Néanmoins, une recherche documentaire sur la RAC dans le secteur minier québécois montre que la RAC en entreprise est bien présente dans ce domaine. On y mentionne que dans un

centre de services scolaire, ce serait 25 % des candidats à la RAC qui participeraient à la démarche à la demande des employeurs en collaboration avec le service aux entreprises du CSS (Bélisle, Supeno et César, 2019). De plus, selon une entrevue faite dans le Journal de Montréal, en 2018, auprès de Caroline Sauvageau, conseillère pédagogique à la RAC au Centre multiservice des Samares à Joliette, on y mentionne que la RAC peut apporter une multitude d’avantages à une entreprise, notamment augmenter sa compétitivité sur le marché du travail et soutenir la qualification de ses employés (Cordier-Chemarin, 2018). Dans un rapport de recherche réalisé dans le cadre d’un projet subventionné, notamment par le MEES, on constatait que la présence de l’employeur dans des démarches apparentées à la RAC québécoise contribuait à l’engagement des adultes jusqu’au diplôme (Bélisle et Fernandez, 2018). Peu de temps après, le même ministère a accordé du financement pour l’élaboration du Guide sur les bonnes pratiques en reconnaissance des acquis et compétences en entreprise (CERAC Beauce-Etchemin, 2020). Ce document, à diffusion restreinte dans le réseau des personnes œuvrant en RAC en FP, présente différents moyens de faire de la RAC dans les entreprises et les rôles de chacun des acteurs.
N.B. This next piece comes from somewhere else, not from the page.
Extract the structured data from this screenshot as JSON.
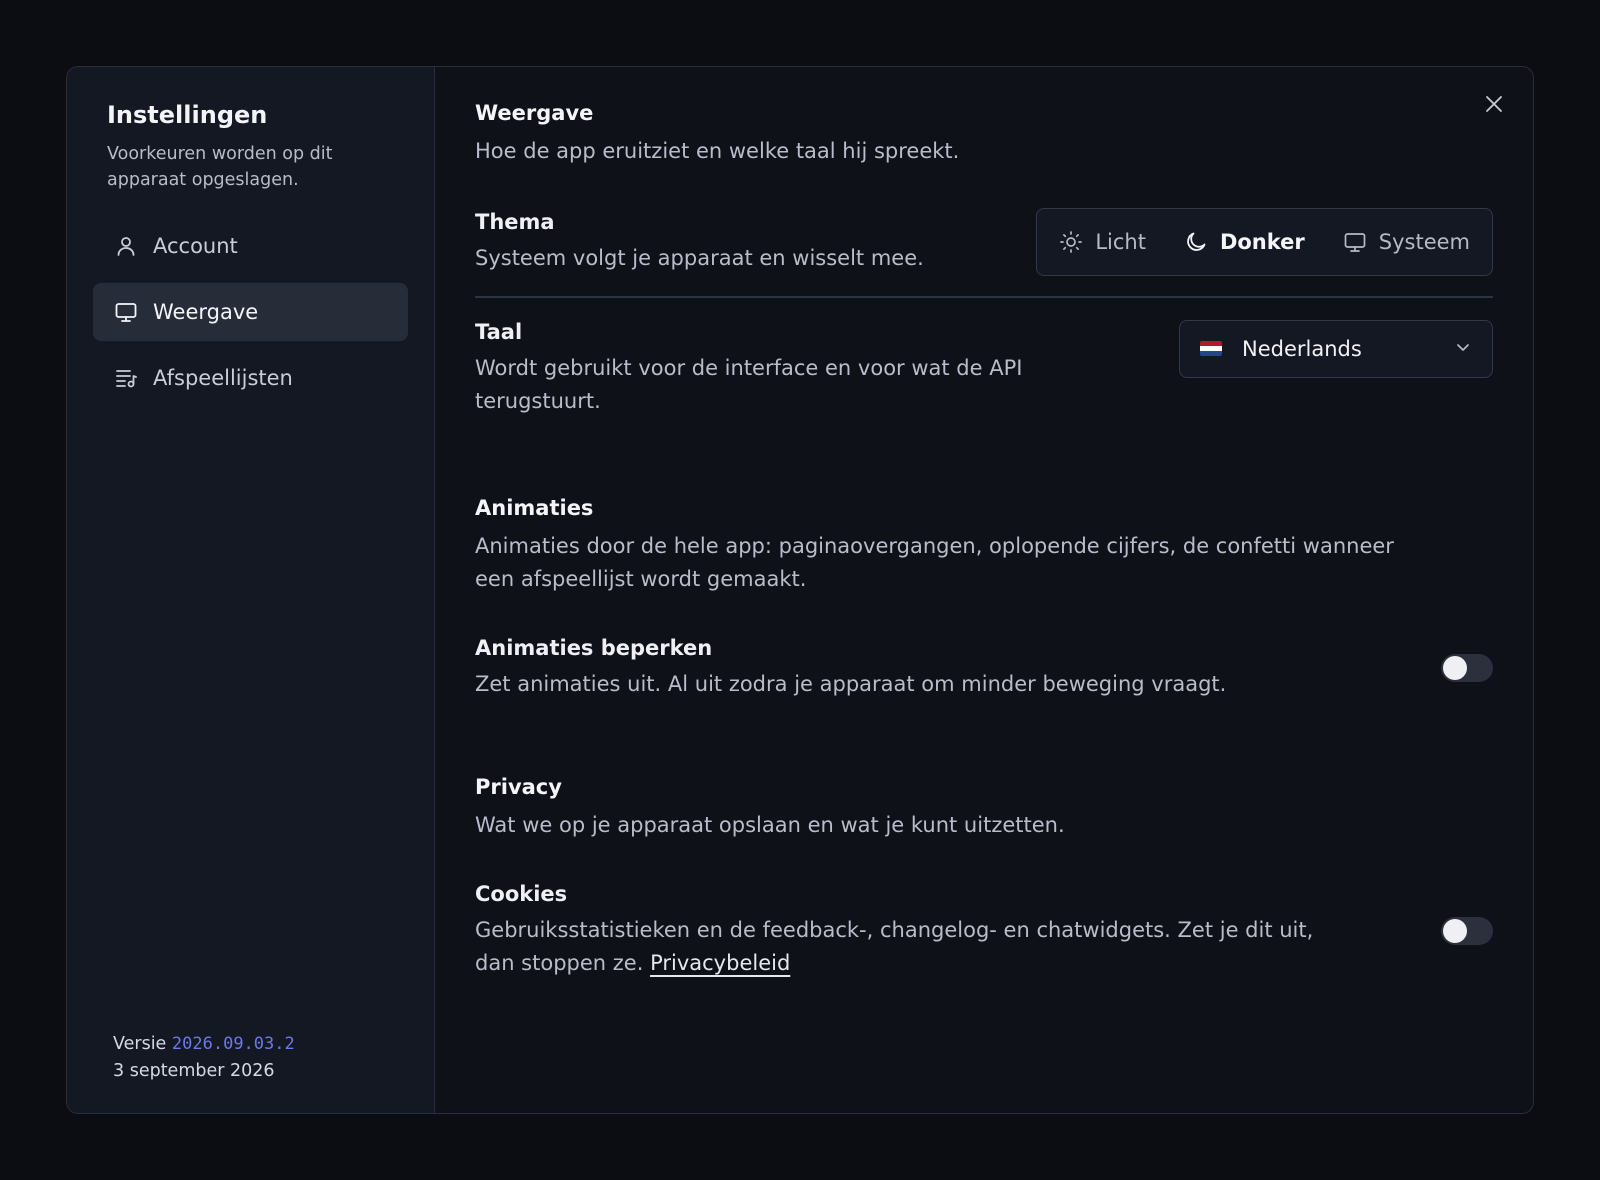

Pourtant, on remarque qu’une personne conseillère d’orientation organisationnelle qui souhaiterait présenter cette possibilité à une entreprise a peu d’information à sa disposition pour le faire, celle-ci semblant circuler dans les cercles restreints des personnes travaillant dans le milieu scolaire. De plus, la population générale ne semble pas avoir connaissance de l’existence de ce partenariat (CERAC Beauce-Etchemin, 2019). Ainsi, il semble pertinent d’explorer comment se fait cette collaboration entre les entreprises et les établissements scolaires en faisant un état des connaissances sur ce que l’on sait à ce jour sur les conditions générales de ce type de collaboration dans des contextes apparentés à la RAC en formation professionnelle québécoise.